Converting DDMMYYYY with dateutil.parser

This format is currently not supported by dateutil. In general, if you know the format of your date and it does not have time zones, you should just use datetime.datetime.strptime to parse your dates, as dateutil.parser.parse has a considerable amount of overhead that it uses trying to figure out what format your date is in, and, critically, it may get that format wrong.

There is a pull request against the 2.6.0 branch that is under debate to add this format, you can find it here, ondateutil's github.

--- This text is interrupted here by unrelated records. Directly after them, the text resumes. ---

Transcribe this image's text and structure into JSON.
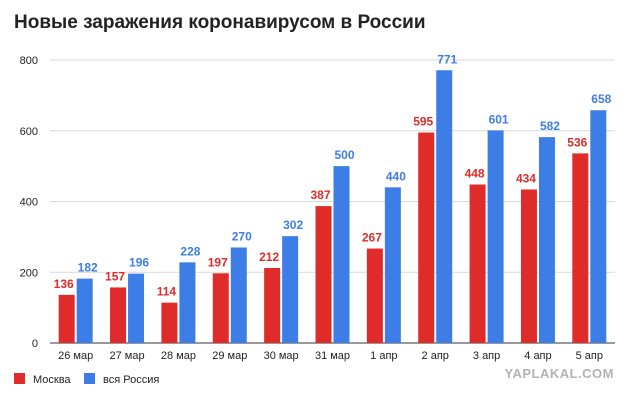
{
  "header": {
    "title": "Новые заражения коронавирусом в России"
  },
  "watermark": "YAPLAKAL.COM",
  "chart_data": {
    "type": "bar",
    "title": "Новые заражения коронавирусом в России",
    "categories": [
      "26 мар",
      "27 мар",
      "28 мар",
      "29 мар",
      "30 мар",
      "31 мар",
      "1 апр",
      "2 апр",
      "3 апр",
      "4 апр",
      "5 апр"
    ],
    "series": [
      {
        "name": "Москва",
        "color": "#e02b2b",
        "values": [
          136,
          157,
          114,
          197,
          212,
          387,
          267,
          595,
          448,
          434,
          536
        ]
      },
      {
        "name": "вся Россия",
        "color": "#3d7ee6",
        "values": [
          182,
          196,
          228,
          270,
          302,
          500,
          440,
          771,
          601,
          582,
          658
        ]
      }
    ],
    "yticks": [
      "0",
      "200",
      "400",
      "600",
      "800"
    ],
    "ylim": [
      0,
      800
    ],
    "grid": true,
    "legend_position": "bottom-left"
  }
}
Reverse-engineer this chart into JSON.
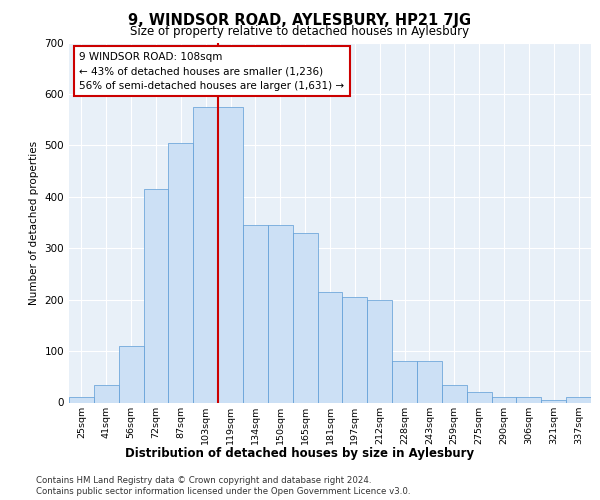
{
  "title": "9, WINDSOR ROAD, AYLESBURY, HP21 7JG",
  "subtitle": "Size of property relative to detached houses in Aylesbury",
  "xlabel": "Distribution of detached houses by size in Aylesbury",
  "ylabel": "Number of detached properties",
  "bar_labels": [
    "25sqm",
    "41sqm",
    "56sqm",
    "72sqm",
    "87sqm",
    "103sqm",
    "119sqm",
    "134sqm",
    "150sqm",
    "165sqm",
    "181sqm",
    "197sqm",
    "212sqm",
    "228sqm",
    "243sqm",
    "259sqm",
    "275sqm",
    "290sqm",
    "306sqm",
    "321sqm",
    "337sqm"
  ],
  "bar_values": [
    10,
    35,
    110,
    415,
    505,
    575,
    575,
    345,
    345,
    330,
    215,
    205,
    200,
    80,
    80,
    35,
    20,
    10,
    10,
    5,
    10
  ],
  "bar_color": "#cce0f5",
  "bar_edge_color": "#5b9bd5",
  "vline_index": 6,
  "vline_color": "#cc0000",
  "annotation_text": "9 WINDSOR ROAD: 108sqm\n← 43% of detached houses are smaller (1,236)\n56% of semi-detached houses are larger (1,631) →",
  "annotation_box_color": "#ffffff",
  "annotation_box_edge": "#cc0000",
  "ylim": [
    0,
    700
  ],
  "yticks": [
    0,
    100,
    200,
    300,
    400,
    500,
    600,
    700
  ],
  "background_color": "#e8f0f8",
  "footer_line1": "Contains HM Land Registry data © Crown copyright and database right 2024.",
  "footer_line2": "Contains public sector information licensed under the Open Government Licence v3.0."
}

The main argument against this would be that if you are trying to parse a series of dates, it will interpret 12052017 as "December 5, 2017", but 13052017 as "May 13, 2017". (That said, you do have the same inconsistency now in that the first date will parse to December 5, 2017, but the second date will simply fail).

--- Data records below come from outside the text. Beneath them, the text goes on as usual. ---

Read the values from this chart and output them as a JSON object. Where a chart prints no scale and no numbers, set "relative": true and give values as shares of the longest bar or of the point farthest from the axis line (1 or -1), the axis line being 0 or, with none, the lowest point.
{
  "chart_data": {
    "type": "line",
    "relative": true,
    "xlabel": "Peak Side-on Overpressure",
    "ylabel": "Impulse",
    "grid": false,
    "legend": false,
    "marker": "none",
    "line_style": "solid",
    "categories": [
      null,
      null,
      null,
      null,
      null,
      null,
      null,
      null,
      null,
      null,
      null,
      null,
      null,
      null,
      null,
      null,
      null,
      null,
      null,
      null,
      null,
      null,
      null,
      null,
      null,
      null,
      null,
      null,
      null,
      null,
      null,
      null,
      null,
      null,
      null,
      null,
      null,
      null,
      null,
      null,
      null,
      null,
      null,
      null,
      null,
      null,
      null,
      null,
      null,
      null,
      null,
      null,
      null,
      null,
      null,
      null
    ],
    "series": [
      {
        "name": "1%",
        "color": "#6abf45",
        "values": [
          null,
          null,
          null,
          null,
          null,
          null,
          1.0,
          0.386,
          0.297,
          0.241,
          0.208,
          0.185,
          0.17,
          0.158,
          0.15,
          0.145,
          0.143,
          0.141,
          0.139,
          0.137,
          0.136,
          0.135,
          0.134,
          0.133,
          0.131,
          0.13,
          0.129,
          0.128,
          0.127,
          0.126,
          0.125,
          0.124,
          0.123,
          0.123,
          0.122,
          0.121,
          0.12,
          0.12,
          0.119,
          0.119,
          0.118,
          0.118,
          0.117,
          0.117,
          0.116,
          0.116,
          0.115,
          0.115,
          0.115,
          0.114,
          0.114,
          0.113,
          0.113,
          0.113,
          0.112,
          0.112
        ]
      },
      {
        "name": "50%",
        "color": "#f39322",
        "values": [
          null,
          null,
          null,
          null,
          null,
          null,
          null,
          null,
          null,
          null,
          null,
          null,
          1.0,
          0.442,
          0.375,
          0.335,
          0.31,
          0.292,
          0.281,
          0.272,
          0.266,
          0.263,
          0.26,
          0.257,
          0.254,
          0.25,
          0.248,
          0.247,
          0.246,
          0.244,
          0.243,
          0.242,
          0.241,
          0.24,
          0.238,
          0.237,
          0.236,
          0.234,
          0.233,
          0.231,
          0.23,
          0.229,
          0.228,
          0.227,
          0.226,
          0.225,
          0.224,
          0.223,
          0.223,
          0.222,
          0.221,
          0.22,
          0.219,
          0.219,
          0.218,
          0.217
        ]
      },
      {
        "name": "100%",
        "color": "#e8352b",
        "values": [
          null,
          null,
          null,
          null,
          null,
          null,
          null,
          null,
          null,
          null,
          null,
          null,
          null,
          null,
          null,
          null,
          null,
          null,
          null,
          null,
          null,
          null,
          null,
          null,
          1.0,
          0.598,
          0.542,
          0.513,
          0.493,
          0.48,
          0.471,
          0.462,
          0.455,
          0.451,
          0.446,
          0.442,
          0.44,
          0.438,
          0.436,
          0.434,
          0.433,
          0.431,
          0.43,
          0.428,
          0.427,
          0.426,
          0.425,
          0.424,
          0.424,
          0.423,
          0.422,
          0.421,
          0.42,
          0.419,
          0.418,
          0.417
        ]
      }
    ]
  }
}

If you do not know the format of the string, but you know that if it is an 8-digit numerical date you want it to be interpreted as DDMMYYYY, for now your best bet is to hard-code that exception into your parser:

from dateutil.parser import parse as duparse
from datetime import datetime

def parse(dtstr, *args, **kwargs):
    if len(dtstr) == 8 and dtstr.isnumeric():
        return datetime.strptime(dtstr, '%d%m%Y')
    else:
        return duparse(dtstr, *args, **kwargs)

There is some slow-moving planned effort to provide a more flexible and extensible parser for dateutil, but not much work has been done on this yet.


If you're not precious about using dateutil, you could do this with datetime.datetime.strptime:

from datetime import datetime

print datetime.strptime("24052017", '%d%m%Y')

This returns (in yyyy-mm-dd hh:mm:ss)

2017-05-24 00:00:00

Well, dateutil.parser.parse needs some hints about date format you're trying to parse; in lack of such hints it assumes YYYYMMDD format, so your input becomes equivalent to 2405-20-17; either rearrange your string to read 20170524, for example like this dateutil.parser.parse(d[4:8]+d[2:4]+d[0:2]), or use separators: dateutil.parser.parse("24.05.2017") will work (however, the former method is preferred, due to ambiguity of the latter).